14. Le Prophète vous appelle donc à cette lumière du Seigneur lorsqu’il dit : « Et main« tenant, vous, maison de Jacob, venez, marchons dans la lumière du Seigneur : Vous, maison de Jacob », qu’il a appelée et choisie, non pas « vous », qu’il a rejetés. « Car il a rejeté son peuple, la maison d’Israël (1) ». Tous ceux d’entre vous qui voudront venir de cette maison d’Israël, appartiendront à celle que le Seigneur a appelée : ils seront séparés de celle qu’il a rejetée. En effet, la lumière du Seigneur, dans laquelle marchent les nations, est celle dont le même Prophète a parlé en disant : « Voilà que je Vous ai établi pour être la lumière des nations, et le salut que j’envoie jusqu’aux extrémités de la terre (2) ». A qui ces paroles ont-elles été adressées, si ce n’est au Christ ? En qui ont-elles reçu leur accomplissement, si ce n’est dans le Christ ? Cette lumière ne se trouve point en vous, car il est encore écrit de vous
« Dieu leur a donné, jusqu’à ce jour, un esprit d’assoupissement, des yeux qui ne voient point, et des oreilles qui n’entendent pas (3) ». Non, dis-je, cette lumière n’est point en vous : aussi, par excès d’aveuglement, vous rejetez la pierre qui est devenue la tête de l’angle. « Approchez-vous donc de lui, afin que vous en soyez éclairés (4) ». Qu’est-ce à dire : « Approchez-vous », sinon, croyez ; car, pour vous approcher de lui, où irez-vous, puisqu’il est cette pierre dont parle le prophète Daniel, et qui, en grossissant est devenue une montagne si grande, qu’elle a rempli toute la terre (5) ? De là vient que les nations mêmes qui disent : « Venez, montons à la montagne du Seigneur », ne font nulle part aucun effort pour marcher et parvenir au but : elles montent là où elles se trouvent, car en tout lieu on offre un sacrifice selon l’ordre de Melchisédech ; et, selon ce passage d’un autre prophète : « Dieu anéantit tous les dieux des nations, et il est adoré par tout homme en tout pays (6) ». Lors donc qu’on vous dit « Approchez-vous de lui », on ne vous dit pas : préparez vos vaisseaux ou vos bêtes de somme, chargez-les de vos victimes, venez d’une contrée si lointaine, et arrivez à l’endroit où le Seigneur agréera les sacrifices offerts par votre piété.

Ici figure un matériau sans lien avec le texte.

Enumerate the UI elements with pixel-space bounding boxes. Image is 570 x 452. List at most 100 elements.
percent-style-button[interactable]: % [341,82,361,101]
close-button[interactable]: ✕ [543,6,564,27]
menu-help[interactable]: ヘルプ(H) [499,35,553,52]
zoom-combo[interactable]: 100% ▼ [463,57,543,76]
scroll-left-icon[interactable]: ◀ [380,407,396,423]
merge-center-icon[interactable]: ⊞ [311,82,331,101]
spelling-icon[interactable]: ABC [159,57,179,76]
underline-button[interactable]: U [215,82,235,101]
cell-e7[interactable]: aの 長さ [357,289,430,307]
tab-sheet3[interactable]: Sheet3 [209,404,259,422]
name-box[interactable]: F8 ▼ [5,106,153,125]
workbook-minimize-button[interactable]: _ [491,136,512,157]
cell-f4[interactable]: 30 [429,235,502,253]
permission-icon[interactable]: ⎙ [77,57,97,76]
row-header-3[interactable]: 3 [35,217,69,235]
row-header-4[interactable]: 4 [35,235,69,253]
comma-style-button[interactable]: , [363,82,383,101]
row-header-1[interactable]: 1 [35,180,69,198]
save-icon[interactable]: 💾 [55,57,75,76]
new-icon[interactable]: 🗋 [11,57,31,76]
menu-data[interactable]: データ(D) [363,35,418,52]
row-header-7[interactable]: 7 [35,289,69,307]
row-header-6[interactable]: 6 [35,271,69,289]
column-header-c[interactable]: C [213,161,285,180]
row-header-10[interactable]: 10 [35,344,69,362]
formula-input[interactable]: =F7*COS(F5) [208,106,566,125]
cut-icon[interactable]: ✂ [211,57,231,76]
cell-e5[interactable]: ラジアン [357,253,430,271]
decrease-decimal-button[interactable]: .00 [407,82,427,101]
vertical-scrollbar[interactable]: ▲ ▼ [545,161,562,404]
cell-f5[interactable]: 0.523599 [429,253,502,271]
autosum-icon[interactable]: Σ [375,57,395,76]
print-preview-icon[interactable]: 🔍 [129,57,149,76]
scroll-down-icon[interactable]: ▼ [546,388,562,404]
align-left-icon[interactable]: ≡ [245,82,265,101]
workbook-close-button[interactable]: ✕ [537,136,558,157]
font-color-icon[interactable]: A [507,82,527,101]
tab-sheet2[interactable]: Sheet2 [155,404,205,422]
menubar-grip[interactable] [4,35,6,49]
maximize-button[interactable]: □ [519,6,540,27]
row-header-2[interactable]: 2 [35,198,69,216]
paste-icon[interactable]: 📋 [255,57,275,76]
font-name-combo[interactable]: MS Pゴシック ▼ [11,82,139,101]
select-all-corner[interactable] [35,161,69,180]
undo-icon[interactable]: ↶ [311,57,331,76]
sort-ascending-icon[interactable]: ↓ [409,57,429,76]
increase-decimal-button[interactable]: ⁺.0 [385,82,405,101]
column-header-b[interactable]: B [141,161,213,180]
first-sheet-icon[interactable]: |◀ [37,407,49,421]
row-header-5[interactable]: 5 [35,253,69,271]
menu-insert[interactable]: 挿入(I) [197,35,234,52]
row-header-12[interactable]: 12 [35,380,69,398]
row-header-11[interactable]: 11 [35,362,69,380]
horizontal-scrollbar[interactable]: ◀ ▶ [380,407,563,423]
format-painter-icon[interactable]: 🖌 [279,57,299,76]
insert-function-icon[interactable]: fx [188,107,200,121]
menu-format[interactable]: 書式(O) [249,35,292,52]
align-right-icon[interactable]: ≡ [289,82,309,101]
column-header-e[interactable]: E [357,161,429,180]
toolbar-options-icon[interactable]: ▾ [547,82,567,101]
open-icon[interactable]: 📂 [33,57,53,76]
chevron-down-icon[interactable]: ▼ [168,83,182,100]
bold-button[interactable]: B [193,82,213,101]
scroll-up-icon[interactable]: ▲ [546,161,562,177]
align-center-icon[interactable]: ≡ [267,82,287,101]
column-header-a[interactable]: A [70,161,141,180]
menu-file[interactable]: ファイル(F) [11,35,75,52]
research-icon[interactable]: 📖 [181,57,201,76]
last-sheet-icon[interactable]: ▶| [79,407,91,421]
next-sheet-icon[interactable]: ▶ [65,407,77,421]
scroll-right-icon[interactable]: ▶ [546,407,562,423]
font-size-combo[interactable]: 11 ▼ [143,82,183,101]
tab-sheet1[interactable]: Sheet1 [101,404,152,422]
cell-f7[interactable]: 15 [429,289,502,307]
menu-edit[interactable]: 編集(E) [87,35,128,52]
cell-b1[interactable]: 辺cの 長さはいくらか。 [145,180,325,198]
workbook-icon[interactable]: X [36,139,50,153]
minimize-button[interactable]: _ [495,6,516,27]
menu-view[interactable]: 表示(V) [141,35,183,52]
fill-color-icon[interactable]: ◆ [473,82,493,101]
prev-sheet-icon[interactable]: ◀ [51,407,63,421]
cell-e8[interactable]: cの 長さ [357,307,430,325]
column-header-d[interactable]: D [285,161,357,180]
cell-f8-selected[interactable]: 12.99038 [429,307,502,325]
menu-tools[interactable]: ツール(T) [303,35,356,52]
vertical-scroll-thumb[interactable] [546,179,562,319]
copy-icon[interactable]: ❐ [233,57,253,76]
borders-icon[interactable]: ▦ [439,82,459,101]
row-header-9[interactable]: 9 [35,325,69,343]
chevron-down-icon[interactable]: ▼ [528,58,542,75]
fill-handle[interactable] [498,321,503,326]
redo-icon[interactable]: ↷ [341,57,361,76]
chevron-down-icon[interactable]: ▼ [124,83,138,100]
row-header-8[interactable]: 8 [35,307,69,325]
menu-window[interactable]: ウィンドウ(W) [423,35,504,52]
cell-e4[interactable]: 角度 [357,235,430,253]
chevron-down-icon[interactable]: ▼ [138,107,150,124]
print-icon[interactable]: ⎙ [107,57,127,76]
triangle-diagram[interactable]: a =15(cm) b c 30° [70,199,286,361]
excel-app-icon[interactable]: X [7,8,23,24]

Mais on vous dit : Approchez-vous de Celui que vos oreilles entendent annoncer ; approchez-vous de Celui dont la gloire éclate à vos yeux : vous ne vous fatiguerez point à marcher, car dès que vous croirez, vous serez près de lui.
CHAPITRE X. AVEC QUELLE CHARITÉ IL FAUT ATTIRER LES JUIFS A LA FOI.
modifier15. Que les Juifs écoutent volontiers ces divers témoignages, ou qu’ils en ressentent de l’indignation, nous devons, très-chers frères, quand nous le pouvons, les leur rappeler en leur montrant que nous les aimons. Ne nous élevons point avec orgueil contre les branches séparées du tronc ; souvenons-nous plutôt de la racine sur laquelle nous avons été greffés rappelons-nous par la grâce dé qui, et avec quelle miséricordieuse bonté, et sur quelle racine nous avons été entés. ne nous élevons pas, mais tenons-nous dans l’humilité (1). Ne les insultons pas présomptueusement, mais tressaillons d’une joie mêlée de crainte, et disons-leur : « Venez et marchons dans la lumière du Seigneur, parce que son nom est grand parmi les nations (2) ». S’ils nous entendent et qu’ils nous écoutent, ils auront place parmi ceux à qui il a été dit : « Approchez-vous de lui, et il vous éclairera. Et vos visages ne rougiront point de honte (3) ». Si, au contraire, ils nous entendent et ne nous écoutent pas, s’ils nous voient et nous portent envie, ils sont du nombre de ceux dont il a été dit : « Le pécheur verra et il en sera irrité ; il grincera des dents et séchera de dépit (4) ». « Pour moi », dit l’Église au Christ, « je serai dans la maison du Seigneur comme un olivier qui porte du fruit : j’ai mis mon espérance dans la miséricorde de Dieu pour l’éternité et pour les siècles des siècles (5) ».